Two men went to the temple to pray. One was a Pharisee, a member of the powerful religious party that strictly upheld the Torah laws. He positioned himself proudly and conspicuously. In his prayer, he boasted of his own righteousness, but by his own standard. Yes, he paid tithes and fasted, but those were the minimum requirements set by the Torah; what about doing other good works and making real sacrifices to help others? He did not commit serious sins, like adultery, but what about venial sins, internal sins of thought, and omissions? He considered himself not like the rest of sinful humanity, including the tax collector; can anyone honestly make such a sweeping judgment?

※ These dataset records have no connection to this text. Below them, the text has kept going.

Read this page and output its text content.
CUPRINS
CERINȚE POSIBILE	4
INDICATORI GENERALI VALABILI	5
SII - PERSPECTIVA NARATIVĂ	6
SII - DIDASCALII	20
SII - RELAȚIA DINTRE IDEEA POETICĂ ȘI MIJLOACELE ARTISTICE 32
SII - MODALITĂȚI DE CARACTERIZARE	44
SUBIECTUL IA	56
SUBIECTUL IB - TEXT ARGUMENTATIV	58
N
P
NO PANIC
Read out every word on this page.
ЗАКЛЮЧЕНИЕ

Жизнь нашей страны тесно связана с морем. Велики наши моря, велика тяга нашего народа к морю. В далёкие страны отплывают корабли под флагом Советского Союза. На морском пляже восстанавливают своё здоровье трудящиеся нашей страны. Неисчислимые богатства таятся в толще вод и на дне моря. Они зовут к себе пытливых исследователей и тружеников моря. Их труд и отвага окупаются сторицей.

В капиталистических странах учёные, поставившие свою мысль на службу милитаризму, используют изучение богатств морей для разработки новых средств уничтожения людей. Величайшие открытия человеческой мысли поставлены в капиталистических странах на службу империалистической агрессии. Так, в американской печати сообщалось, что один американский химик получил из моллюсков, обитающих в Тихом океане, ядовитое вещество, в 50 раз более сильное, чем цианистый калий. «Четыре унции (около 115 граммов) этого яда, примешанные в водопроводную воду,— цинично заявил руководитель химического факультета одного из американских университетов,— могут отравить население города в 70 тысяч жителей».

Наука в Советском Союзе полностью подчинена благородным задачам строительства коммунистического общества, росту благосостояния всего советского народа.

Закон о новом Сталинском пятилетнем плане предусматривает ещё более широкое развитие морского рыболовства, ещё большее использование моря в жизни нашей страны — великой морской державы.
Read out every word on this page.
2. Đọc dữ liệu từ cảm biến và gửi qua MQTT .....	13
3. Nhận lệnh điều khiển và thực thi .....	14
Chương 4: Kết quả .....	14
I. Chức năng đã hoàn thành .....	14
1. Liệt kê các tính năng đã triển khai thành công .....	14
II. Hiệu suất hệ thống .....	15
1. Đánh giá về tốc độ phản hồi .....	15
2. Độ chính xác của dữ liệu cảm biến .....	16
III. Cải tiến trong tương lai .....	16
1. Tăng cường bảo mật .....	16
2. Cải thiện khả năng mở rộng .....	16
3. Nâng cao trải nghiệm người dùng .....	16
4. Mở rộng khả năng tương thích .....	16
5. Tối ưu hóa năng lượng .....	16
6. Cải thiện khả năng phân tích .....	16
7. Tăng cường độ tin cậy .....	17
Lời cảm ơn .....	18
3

A key phrase of the text is he “spoke this prayer to himself.” He prayed to himself. He is the standard of righteousness. He has no sin. He has checked all the boxes on his checklist of holiness. Filled with pride, this man has no need for God nor for others. So, he left unjustified in the eyes of God. Pride is like molten iron that hardens the soul, weighs it down and sinks it to hell. The gates of hell are forged with the iron of pride.
On the other hand, the tax collector stood in the shadows with head bowed, striking his breast, simply saying, “Lord, be merciful to me a sinner.” Keep in mind that tax collectors were labeled as sinners. They were the pariahs of Jewish society because they worked for Rome, the pagan, evil empire. Also, they made their income by collecting an increment set by law to the tax base; however, most inflated the increment and pocketed extra money for themselves at the expense of their fellow Jews.
Now we do not know anything about this particular tax collector. He may have been totally honest.
However, he humbled himself before God. He boasted of no good deeds. He compared himself to no one else and made no excuses. He simply knew he was a sinner in need of God’s mercy. He left, justified in the eyes of God. Humility expands the soul so that the Lord can fill it with grace — his divine life and love — and lift the soul to heaven.
We need to be on guard. Poor children of Adam and Eve, victims of original sin, we must guard against pride. We must not be self-justified and stand in church praying to ourselves, “I do the required minimum — Mass on Sunday and grace at meals. I give something to the church, a charity or two. I am definitely better than my neighbor, even the guy in the other pew. I have no sin, and I don’t need confession. I am a good person, well thought of in the community, work and political party. When I die, I am sure my funeral will be a canonization. And by the way Lord, you ought to be happy I am here today.”
No, we must stand before the Lord as poor humble sinners imploring his mercy. For this reason, we pause at the beginning of Mass, examine ourselves, and, like the tax collector, strike our breast begging for God’s mercy for our sins of commission and omission.
Then having humbly worshipped the Lord at Mass and received the gift of the holy Eucharist, we leave not self-justified, but rather renewed, to run the race, fight the good fight and keep the faith, as St. Paul taught in the Epistle. Rather than doing the minimum, we strive to do the best we can with the help of God’s grace. We want to be like the saints, all of whom did not consider themselves as “saints,” but as poor sinners in need of God’s mercy. If that is our strategy and the standard of righteousness is Jesus, a crown of righteousness awaits. Yes, the gates of hell are forged with the iron of self-righteous pride, but the stairs of heaven are polished with the tears of the humble who prayed, “Lord, be merciful to me a sinner.”